Gado é o termo pejorativo frequentemente atribuído aos seguidores do presidente Jair Bolsonaro. Isso porque, mesmo em situações de flagrante equívoco do governo, seus seguidores apoiam bovinamente atitudes que condenariam caso fosse outro o presidente. E assim, onde passa um boi, passa uma boiada. Quando o assunto é meio ambiente a prática é ainda mais acintosa. O ministro Ricardo Salles disse na reunião ministerial que é preciso aproveitar a “oportunidade” da pandemia para ir “passando a boiada”. A única interpretação possível é que o ministro falava da fragilização ainda maior dos controles ambientais, em especial no que se referem a populações indígenas, grilagens de terra e desmatamento. A primeira resposta veio do deputado federal Célio Studart (PV-CE) que encaminhou pedido de impeachment de Salles. A ex-ministra Marina Silva (Rede-AC) repudiou a fala do ministro e afirmou que em 2019 foram desmatados 9.165 km2, ou seja, um aumento de 85,3% em relação a 2018. Há, além disso, um pedido de investigação do ministro Ricardo Salles no Supremo Tribunal Federal (STF), assinado pelos senadores Randolfe Rodrigues (Rede-AP) e Fabiano Contarato (Rede-ES), e pelos deputados Alessandro Molon (PSB-RJ) e Joênia Wapichana (Rede-RO), requerendo seu afastamento imediato do cargo. Na prática o que acontece é que o boi já está no pasto.

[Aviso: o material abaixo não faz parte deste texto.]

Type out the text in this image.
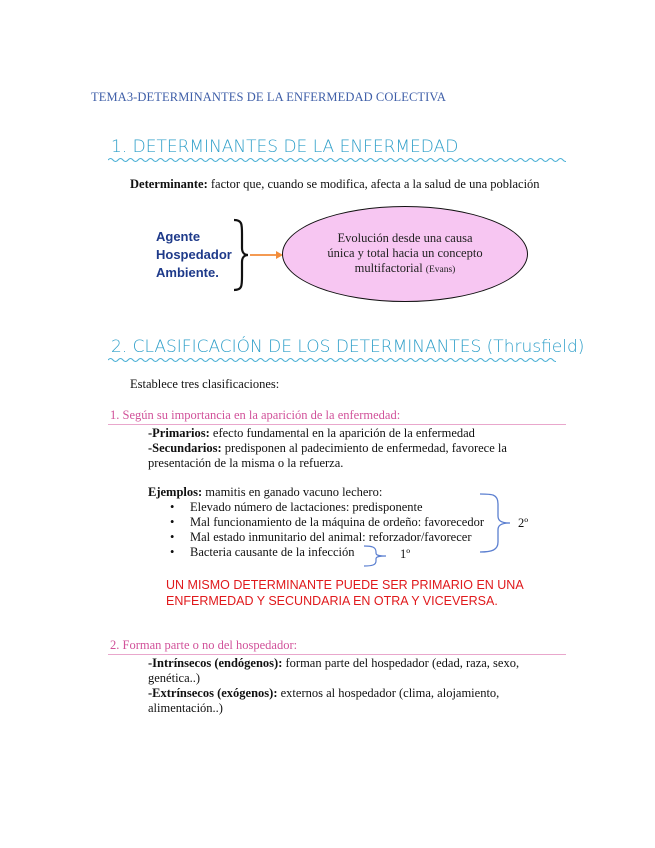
TEMA3-DETERMINANTES DE LA ENFERMEDAD COLECTIVA
1. DETERMINANTES DE LA ENFERMEDAD
Determinante: factor que, cuando se modifica, afecta a la salud de una población
Agente
Hospedador
Ambiente.
Evolución desde una causa
única y total hacia un concepto
multifactorial (Evans)
2. CLASIFICACIÓN DE LOS DETERMINANTES (Thrusfield)
Establece tres clasificaciones:
1. Según su importancia en la aparición de la enfermedad:
-Primarios: efecto fundamental en la aparición de la enfermedad
-Secundarios: predisponen al padecimiento de enfermedad, favorece la
presentación de la misma o la refuerza.
Ejemplos: mamitis en ganado vacuno lechero:
• Elevado número de lactaciones: predisponente
• Mal funcionamiento de la máquina de ordeño: favorecedor
• Mal estado inmunitario del animal: reforzador/favorecer
• Bacteria causante de la infección
2º
1º
UN MISMO DETERMINANTE PUEDE SER PRIMARIO EN UNA
ENFERMEDAD Y SECUNDARIA EN OTRA Y VICEVERSA.
2. Forman parte o no del hospedador:
-Intrínsecos (endógenos): forman parte del hospedador (edad, raza, sexo,
genética..)
-Extrínsecos (exógenos): externos al hospedador (clima, alojamiento,
alimentación..)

RETROCESSO O desmatamento já é evidente na Amazônia e o ministro Ricardo Salles avisa que vai aproveitar a Covid-19 para aprovar medidas ainda mais permissivas ao do meio ambiente

O desmatamento é algo visível e a política implantada é altamente nociva. Há um desejo claro de desmontar toda a legislação vigente que inibe agressões ao meio ambiente. Bolsonaro anunciava na campanha eleitoral, que acabaria com a indústria da multa ambiental. Até porque o próprio foi flagrado em pesca ilegal em 2012. Assim que assumiu a Presidência, em 2019, tratou de exonerar o fiscal responsável pela multa. O ataque sistemático aos povos indígenas também não é segredo. Salles representa fielmente o que o mandatário quer. E, ainda que absurda, a sua declaração não causou surpresa aos demais ministros. Em nota oficial, Salles tentou se explicar: “Sempre defendi desburocratizar e simplificar normas, em todas as áreas, com bom senso e tudo dentro da lei. O emaranhado de regras irracionais atrapalha investimentos, a geração de empregos e, portanto, o desenvolvimento sustentável no Brasil”. Em resumo, o ministro não se desculpou pela horrível cena que protagonizou.

Sociedade repercute

A reação da opinião pública foi de reprovação ao ministro. A ativista sueca Greta Thunberg escreveu no Twitter: “Apenas imagine as coisas que foram ditas longe da câmera”. O Greenpeace escreveu no seu site: “Ricardo Salles quer a destruição ambiental”. O grupo WWF nomeou as medidas tomadas pelo governo durante a pandemia de “atos infralegais que prejudicam o meio ambiente”. As ações inadequadas foram tomadas por Salles entre os dias 5 de março e 13 de maio, o que corrobora com as intenções do ministro no vídeo (ver quadro ao lado). Após enfraquecer órgãos como Ibama e Instituto Chico Mendes, o governo investiu na militarização. As Forças Armadas ao custo de R$ 60 milhões em um mês (11 de maio a 10 de junho) foram escaladas para fazer a fiscalização. O recurso anual do Ibama é de R$ 76 milhões. Há denúncias de que as ações militares não resultam em multas, prisões ou apreensões.
Além de “passar a boiada”, Salles sugere que, após as desregulamentações, a Advocacia Geral da União (AGU) fique de prontidão para responder ao poder Judiciário. O PL 2633/2020 foi a única medida que não obteve êxito e teve a votação adiada. O projeto veda titulação de terras indígenas, quilombolas e de populações tradicionais. Conforme a Human Rights Watch, apenas cinco casos de infrações ambientais foram punidas com multa desde outubro de 2019. Com Salles como ministro, a destruição ambiental ficou muito mais simples e rápida.